But Pastor Tom Hicks, writing for Founders Ministries, suggests that reparations are explicitly anti-Biblical. “The problem with reparations is that God’s law forbids class reparations for sins committed by a group’s ancestors in the 8th commandment, “do not steal” (Ex 20:15).” Plainly put, Hicks says that in the new covenant, “individuals are responsible for their own sins, not for the sins of their father.”

With many Democratic presidential hopefuls joining the discussion about reparations, the discussion seems unlikely to wind down any time soon. The Virginia Theological Seminary seems to have made their decision, but what do you think?
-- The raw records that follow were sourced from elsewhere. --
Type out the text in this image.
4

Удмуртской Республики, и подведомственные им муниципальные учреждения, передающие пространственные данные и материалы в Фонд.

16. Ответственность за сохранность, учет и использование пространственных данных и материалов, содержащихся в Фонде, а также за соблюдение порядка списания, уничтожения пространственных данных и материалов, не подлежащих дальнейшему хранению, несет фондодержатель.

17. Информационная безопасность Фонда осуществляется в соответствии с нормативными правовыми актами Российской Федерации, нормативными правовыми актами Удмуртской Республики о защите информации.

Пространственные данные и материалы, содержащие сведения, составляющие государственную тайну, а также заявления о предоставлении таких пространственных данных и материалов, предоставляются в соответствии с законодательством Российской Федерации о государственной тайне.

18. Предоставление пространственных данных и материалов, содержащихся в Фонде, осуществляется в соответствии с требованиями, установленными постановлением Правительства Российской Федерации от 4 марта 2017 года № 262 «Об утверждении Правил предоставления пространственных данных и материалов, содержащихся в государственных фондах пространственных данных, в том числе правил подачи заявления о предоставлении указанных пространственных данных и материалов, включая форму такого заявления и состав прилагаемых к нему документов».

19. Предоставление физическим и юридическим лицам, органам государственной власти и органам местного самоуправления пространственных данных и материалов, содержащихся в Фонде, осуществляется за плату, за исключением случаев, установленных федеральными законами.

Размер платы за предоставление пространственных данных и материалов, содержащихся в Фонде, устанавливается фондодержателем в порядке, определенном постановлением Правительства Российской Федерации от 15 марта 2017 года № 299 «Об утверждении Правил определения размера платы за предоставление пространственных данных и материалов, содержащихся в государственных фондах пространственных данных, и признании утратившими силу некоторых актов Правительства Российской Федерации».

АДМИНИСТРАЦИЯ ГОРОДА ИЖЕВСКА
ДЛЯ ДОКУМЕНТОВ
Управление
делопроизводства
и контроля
Are reparations God’s work, necessary to repay generations of injustice? Or are the sins of the past just that- in the past?

63 comments

  1. Sharon Shores says:

    https://www.vox.com/2014/5/23/5741352/six-times-victims-have-received-reparations-including-four-in-the-us
    And the list could go on and on and on….. reparations in my opinion only temporarily satisfies both those giving the reparation and those receiving it. And they do little in changing the mindsets that created the problems/issues to begin with. And this article lists reparations –in the U.S and other countries– https://guides.library.umass.edu/reparations

    1. Carl Bernard Elfstrom says:

      I learned a long time ago in A.A. that we aren’t suppose to tell someone we’ve harmed that we’re going to make amends to them only in certain ways. To those we have offended that might not be amends at all, but might be an insult, and might add fuel to the fire. Besides that, we can’t make amends for the wrongs of others, but can only clear our side of the street. The only thing we can do to make things right is make sure we don’t make the mistakes of our ancestors.

      1. Carl Bernard Elfstrom says:

        P.S. That is of course referring to this particular situation.

    2. Crystal says:

      make no sense you make no sense it is a good thing that somebody thinking and got this here I need some for my 12 tribes of Judah Ministry I’m about that

  2. Don says:

    “What would Jesus do?”
    Regarding slaves, Luke 12:47-48
    And that servant, which knew his lord’s will, and prepared not [himself], neither did according to his will, shall be beaten with many [stripes].
    But he that knew not, and did commit things worthy of stripes, shall be beaten with few [stripes]. For unto whomsoever much is given, of him shall be much required: and to whom men have committed much, of him they will ask the more.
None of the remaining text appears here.